EJL Wireless Research founder Earl Lum said that Verizon focused on mmWave at first because that was the only spectrum it had to work with as the 5G era kicked off. During a phone interview with SDxCentral, Lum stated that "They had nothing else so they went all-in on it and they couldn’t back out."

Verizon has the most mmWave holdings of the major U.S. carriers. But as T-Mobile's President of Technology, Neville Ray, said this past March, "Simply put, Verizon and AT&T bet on the wrong horse — went all in on millimeter wave — and now they’re scrambling … and writing big checks … to try to catch up."

Analysts at research firm MoffettNathanson calculated that Verizon’s 5G Ultra Wideband service "currently accounts for just one-half of 1% of the time 5G users are connected." EJL Wireless' Lum surveyed 40 small cell mmWave sites in San Diego and 34 in nearby Chula Vista. He found that the average radius of these mmWave small cell sites was only 500 feet (and only when there was a direct line of sight to the radio with no obstructions).

Lum, talking about how obstruction can block high-band 5G signals, said, "Once you start going out into the real world where a building, a tree, whatever is going to shadow that signal, then all bets are off. You’re never going to get ubiquitous coverage. It just can’t ever be achieved because it would take so many sites to do."

Consumers picking up a 5G phone expecting to get fast 5G download speeds everywhere, all the time, are sure to be disappointed

Lum adds, "These beams only go so far because of the frequency band and your phone only has enough juice to go back to the network." When the signal strength of that mmWave beam starts to weaken, phones automatically switch back to sub-6GHz (low and mid-band), something that Lum had to deal with often in San Diego. He said that in one case he walked 50 feet away from the cell and already dropped off the mmWave coverage.

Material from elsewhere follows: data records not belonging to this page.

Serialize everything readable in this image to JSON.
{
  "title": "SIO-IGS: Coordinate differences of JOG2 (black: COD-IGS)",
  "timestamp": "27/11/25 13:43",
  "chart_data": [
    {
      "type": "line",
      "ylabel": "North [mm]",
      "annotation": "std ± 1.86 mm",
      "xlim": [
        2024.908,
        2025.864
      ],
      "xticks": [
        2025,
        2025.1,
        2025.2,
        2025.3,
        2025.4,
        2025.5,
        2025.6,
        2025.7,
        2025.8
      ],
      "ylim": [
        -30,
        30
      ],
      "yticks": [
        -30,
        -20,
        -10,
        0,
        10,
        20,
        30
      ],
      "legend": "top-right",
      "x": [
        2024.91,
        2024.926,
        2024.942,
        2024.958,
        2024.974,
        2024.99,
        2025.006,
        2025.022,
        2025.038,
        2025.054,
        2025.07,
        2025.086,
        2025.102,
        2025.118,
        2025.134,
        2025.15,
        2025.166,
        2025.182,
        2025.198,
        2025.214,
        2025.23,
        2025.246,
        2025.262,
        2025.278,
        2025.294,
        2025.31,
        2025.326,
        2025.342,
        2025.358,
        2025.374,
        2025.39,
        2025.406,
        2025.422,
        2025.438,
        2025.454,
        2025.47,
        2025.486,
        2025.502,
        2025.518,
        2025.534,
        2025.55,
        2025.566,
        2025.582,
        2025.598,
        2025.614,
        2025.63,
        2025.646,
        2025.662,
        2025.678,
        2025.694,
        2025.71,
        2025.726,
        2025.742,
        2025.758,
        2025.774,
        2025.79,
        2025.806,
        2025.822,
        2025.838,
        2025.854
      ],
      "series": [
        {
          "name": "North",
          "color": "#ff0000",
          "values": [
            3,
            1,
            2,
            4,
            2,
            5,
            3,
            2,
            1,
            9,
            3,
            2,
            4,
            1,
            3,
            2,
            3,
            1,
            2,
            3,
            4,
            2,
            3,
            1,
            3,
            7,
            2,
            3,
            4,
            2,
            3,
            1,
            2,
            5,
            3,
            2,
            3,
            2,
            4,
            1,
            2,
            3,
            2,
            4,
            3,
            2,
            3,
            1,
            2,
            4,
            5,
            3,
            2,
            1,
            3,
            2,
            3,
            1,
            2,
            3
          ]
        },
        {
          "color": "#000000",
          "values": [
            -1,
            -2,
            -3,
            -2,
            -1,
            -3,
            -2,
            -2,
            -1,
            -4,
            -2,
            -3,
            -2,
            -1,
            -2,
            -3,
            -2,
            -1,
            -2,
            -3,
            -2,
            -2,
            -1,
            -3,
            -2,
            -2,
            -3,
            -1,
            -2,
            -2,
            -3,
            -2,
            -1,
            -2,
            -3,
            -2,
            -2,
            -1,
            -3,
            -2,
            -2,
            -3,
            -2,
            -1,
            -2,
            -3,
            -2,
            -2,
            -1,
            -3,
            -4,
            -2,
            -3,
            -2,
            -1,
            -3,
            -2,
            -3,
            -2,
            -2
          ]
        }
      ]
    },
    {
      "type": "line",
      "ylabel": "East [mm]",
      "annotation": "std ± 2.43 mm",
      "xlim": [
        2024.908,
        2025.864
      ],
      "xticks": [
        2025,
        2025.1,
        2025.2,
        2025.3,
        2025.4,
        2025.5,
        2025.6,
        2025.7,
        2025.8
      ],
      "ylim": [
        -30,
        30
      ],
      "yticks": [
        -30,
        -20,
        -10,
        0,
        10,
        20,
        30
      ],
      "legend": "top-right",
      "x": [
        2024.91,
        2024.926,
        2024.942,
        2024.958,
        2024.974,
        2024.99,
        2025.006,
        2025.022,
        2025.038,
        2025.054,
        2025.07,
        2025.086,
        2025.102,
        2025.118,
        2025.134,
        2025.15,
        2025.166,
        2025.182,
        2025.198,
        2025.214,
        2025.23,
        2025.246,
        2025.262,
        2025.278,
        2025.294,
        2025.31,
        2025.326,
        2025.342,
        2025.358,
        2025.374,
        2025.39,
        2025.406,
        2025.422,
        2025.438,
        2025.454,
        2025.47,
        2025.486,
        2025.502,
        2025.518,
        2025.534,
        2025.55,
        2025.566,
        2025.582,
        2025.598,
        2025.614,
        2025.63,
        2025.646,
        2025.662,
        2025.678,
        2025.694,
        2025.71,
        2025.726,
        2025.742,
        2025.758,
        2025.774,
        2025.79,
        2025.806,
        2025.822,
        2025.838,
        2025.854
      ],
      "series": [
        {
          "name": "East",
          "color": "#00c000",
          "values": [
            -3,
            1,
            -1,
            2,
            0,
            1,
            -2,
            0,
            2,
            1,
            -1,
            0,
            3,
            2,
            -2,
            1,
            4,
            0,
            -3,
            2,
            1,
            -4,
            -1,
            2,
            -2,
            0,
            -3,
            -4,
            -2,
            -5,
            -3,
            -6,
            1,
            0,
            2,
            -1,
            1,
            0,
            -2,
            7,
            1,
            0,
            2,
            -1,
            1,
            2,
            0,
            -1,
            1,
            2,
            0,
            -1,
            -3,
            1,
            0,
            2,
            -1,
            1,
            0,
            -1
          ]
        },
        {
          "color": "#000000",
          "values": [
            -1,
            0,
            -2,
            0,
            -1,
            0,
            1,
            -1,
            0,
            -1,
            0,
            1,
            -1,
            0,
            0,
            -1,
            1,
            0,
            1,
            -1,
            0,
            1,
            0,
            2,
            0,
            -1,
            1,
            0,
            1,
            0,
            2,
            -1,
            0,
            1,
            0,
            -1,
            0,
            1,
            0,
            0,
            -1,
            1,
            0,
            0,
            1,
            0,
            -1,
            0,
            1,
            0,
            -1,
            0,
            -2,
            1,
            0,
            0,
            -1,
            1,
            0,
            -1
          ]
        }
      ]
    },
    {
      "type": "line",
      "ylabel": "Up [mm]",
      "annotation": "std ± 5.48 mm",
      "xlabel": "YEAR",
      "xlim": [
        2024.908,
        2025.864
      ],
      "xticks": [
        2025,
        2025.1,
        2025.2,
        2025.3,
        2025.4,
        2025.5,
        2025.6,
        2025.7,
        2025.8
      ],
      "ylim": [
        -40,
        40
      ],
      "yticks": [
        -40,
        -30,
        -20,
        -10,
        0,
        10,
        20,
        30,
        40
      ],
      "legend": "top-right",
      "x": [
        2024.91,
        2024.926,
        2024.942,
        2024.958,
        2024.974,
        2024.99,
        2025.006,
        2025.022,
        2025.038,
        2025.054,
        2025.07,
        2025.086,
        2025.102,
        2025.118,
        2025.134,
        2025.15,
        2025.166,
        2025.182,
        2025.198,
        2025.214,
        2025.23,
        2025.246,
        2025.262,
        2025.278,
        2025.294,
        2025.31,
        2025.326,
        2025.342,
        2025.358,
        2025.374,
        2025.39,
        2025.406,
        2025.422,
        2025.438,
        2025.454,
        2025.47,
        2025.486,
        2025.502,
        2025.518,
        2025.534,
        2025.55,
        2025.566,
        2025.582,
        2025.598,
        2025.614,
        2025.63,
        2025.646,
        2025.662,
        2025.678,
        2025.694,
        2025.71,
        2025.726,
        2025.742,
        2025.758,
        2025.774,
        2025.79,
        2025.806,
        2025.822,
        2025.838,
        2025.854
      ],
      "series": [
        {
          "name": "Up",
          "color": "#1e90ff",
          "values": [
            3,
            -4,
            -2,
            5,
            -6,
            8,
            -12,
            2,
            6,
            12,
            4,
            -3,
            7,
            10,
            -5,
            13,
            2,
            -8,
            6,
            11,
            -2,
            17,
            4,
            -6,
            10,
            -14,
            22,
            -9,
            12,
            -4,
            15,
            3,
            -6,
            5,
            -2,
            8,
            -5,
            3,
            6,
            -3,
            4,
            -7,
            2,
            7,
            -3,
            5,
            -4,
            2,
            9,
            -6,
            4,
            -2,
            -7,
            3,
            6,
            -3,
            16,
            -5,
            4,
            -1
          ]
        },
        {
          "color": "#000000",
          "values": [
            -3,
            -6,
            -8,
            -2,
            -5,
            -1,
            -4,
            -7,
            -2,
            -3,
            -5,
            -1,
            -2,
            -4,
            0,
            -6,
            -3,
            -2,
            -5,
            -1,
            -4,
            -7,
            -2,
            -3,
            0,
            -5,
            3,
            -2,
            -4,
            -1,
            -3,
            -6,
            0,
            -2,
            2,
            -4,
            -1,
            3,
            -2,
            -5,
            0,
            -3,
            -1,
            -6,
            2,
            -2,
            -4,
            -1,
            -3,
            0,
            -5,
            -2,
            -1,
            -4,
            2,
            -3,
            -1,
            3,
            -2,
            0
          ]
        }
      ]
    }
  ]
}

Consumers who purchase a 5G phone and expect it to deliver 5G mmWave speed "will be severely disappointed in any of the cities that [they] go to," Lum states. He tried everything to give Verizon the benefit of the doubt and even tried to improve the signal by pointing his phone directly at the tower. But the characteristics of 5G frequencies are what they are.

Verizon and AT&T made the wrong move at first and only T-Mobile got it right. But that doesn't mean that Verizon and AT&T can't recover as we are still very early in the 5G game.